I felt that night like someone who had been poked in the eyes and
blinded so I would not be able to see a crime being committed. From that night
on, I believed that our electoral system was in deep trouble but I
underestimated how high the wall of "never happen here" denial would
be. I rather naively believed that, given the monstrous potential impact of
computerized rigging, people would be willing to do just about anything to
protect the integrity of American elections. I developed an exit poll-based
"burglar alarm" system that would have red-flagged rigging patterns.
Since the official exit polls had been withheld and could not be counted on, it would have relied on independent exit polls that would have cost upward of $1 million to run in 2004. I thought that raising that sum would be no problem--think of all the money that was being contributed to MoveOn and other organizations furthering political agendas that would be DOA if elections were manipulated. But I was wrong. It was almost impossible to raise funds and very few seemed to grasp the connection between election theft and their own agendas.
In each election that followed, including the Democratic victories of 2006 and 2008, we have measured a pervasive "red shift," vote counts shifted to the Right relative to all baseline measures such as exit polls, tracking polls, and hand counts. The 2006 analysis can be found at http://electiondefensealliance.org/files/LandslideDenied_v.9_071507.pdf. We have also found persistent patterns of targeting of races, where the more competitive a race the more it is red shifted, as analyzed in Fingerprints of Election Theft, http://electiondefensealliance.org/files/FingerprintsOfElectionTheft.pdf. Such targeting effectively rules out any explanation other than rigging. So, you have the computers manufactured and programmed by the Right and results that consistently keep shifting to the Right, altering the outcomes of competitive races in favor of the Right. That's not too many dots to connect.

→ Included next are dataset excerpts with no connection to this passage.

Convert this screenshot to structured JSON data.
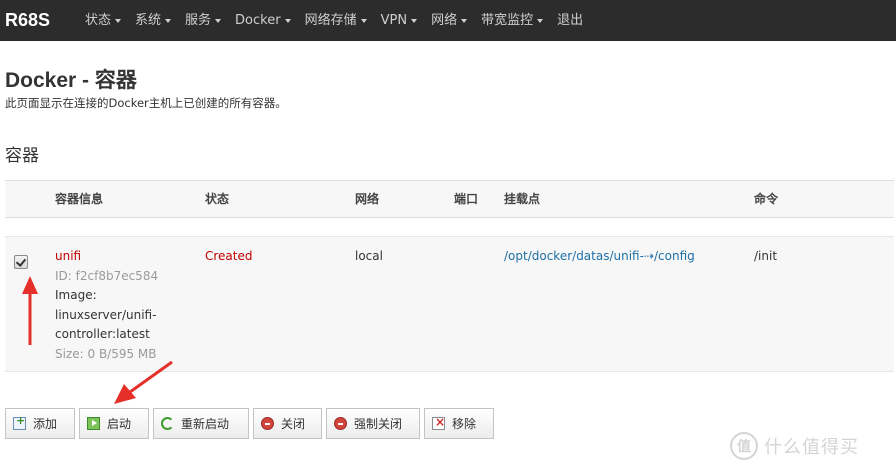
{
  "navbar": {
    "brand": "R68S",
    "menu": [
      {
        "label": "状态",
        "dropdown": true
      },
      {
        "label": "系统",
        "dropdown": true
      },
      {
        "label": "服务",
        "dropdown": true
      },
      {
        "label": "Docker",
        "dropdown": true
      },
      {
        "label": "网络存储",
        "dropdown": true
      },
      {
        "label": "VPN",
        "dropdown": true
      },
      {
        "label": "网络",
        "dropdown": true
      },
      {
        "label": "带宽监控",
        "dropdown": true
      },
      {
        "label": "退出",
        "dropdown": false
      }
    ]
  },
  "page": {
    "title": "Docker - 容器",
    "description": "此页面显示在连接的Docker主机上已创建的所有容器。",
    "section_title": "容器"
  },
  "table": {
    "columns": [
      "容器信息",
      "状态",
      "网络",
      "端口",
      "挂载点",
      "命令"
    ],
    "rows": [
      {
        "checked": true,
        "name": "unifi",
        "id": "ID: f2cf8b7ec584",
        "image_label": "Image:",
        "image_line1": "linuxserver/unifi-",
        "image_line2": "controller:latest",
        "size": "Size: 0 B/595 MB",
        "status": "Created",
        "network": "local",
        "ports": "",
        "mounts": "/opt/docker/datas/unifi-⇢/config",
        "command": "/init"
      }
    ]
  },
  "buttons": [
    {
      "label": "添加",
      "icon": "add-icon"
    },
    {
      "label": "启动",
      "icon": "start-icon"
    },
    {
      "label": "重新启动",
      "icon": "restart-icon"
    },
    {
      "label": "关闭",
      "icon": "stop-icon"
    },
    {
      "label": "强制关闭",
      "icon": "kill-icon"
    },
    {
      "label": "移除",
      "icon": "remove-icon"
    }
  ],
  "watermark": {
    "logo": "值",
    "text": "什么值得买"
  },
  "colors": {
    "navbar_bg": "#2c2c2c",
    "accent_red": "#c00000",
    "link_blue": "#1d6fa5",
    "arrow_red": "#e5302a"
  }
}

Ironically, we've come full circle from 2002. Since publication of exit polls called the honesty of the vote counts into question, the networks began "adjusting" the exit poll results to match the vote counts before making them public (previously the actual exit poll results were posted, enabling forensic analysis). Now, judging by the recent primaries, networks are not posting exit poll results at all. For that matter, they all seemed to have stopped posting actual vote counts on their websites. In short, the mainstream media that control this data is making sure the public is even blinder than in 2002. They're just telling us who wins and, sometimes, their version of why. And those of us who seek knowledge rather than mere assurance can't question what we can't see.